Guebuza destaca cumprimento de critérios
Esta semana, em Lisboa, falando de desafios, o presidente em exercício da CPLP, Armando Guebuza, Presidente de Moçambique, desvalorizou os receios quanto à admissão da Guiné Equatorial como membro de pleno direito, ao afirmar que o alargamento da Comunidade reforça a mundialização da língua portuguesa.
Guebuza recorda que "um dos receios do alargamento, provavelmente justificado, é que o mesmo tenderá a diluir o peso identitário que a língua portuguesa representa" e acha que é uma hipótese a considerar, mas defende que tudo pode ser ultrapassado: "Estamos convictos que os ganhos com um alargamento criterioso poderão superar esses receios."
Segundo Guebuza, a mundialização da língua comum contribui para o sucesso da diplomacia económica e para a internacionalização que o processo de globalização impõe.

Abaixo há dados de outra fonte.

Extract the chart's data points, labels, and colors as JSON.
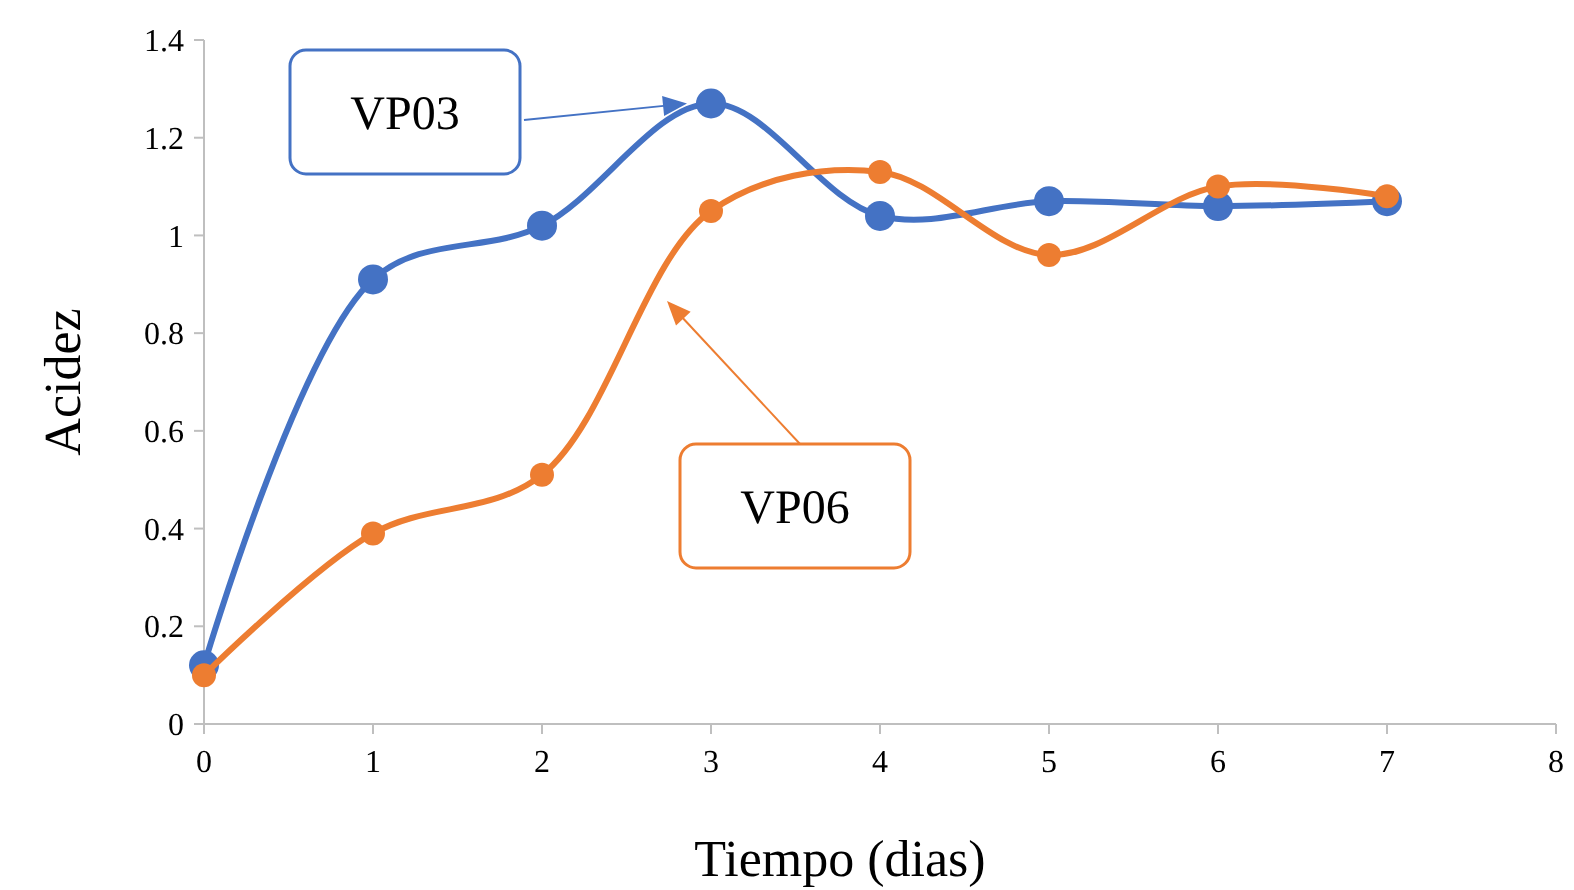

As palavras do chefe de Estado moçambicano são claramente a confirmação de que não haverá retrocesso, depois do Conselho de Ministros da organização ter recomendado, em fevereiro deste ano, em Maputo, a aprovação da adesão na cimeira de chefes de Estado e de Governo dos Estados-membros, prevista para o próximo dia 23, em Timor-Leste.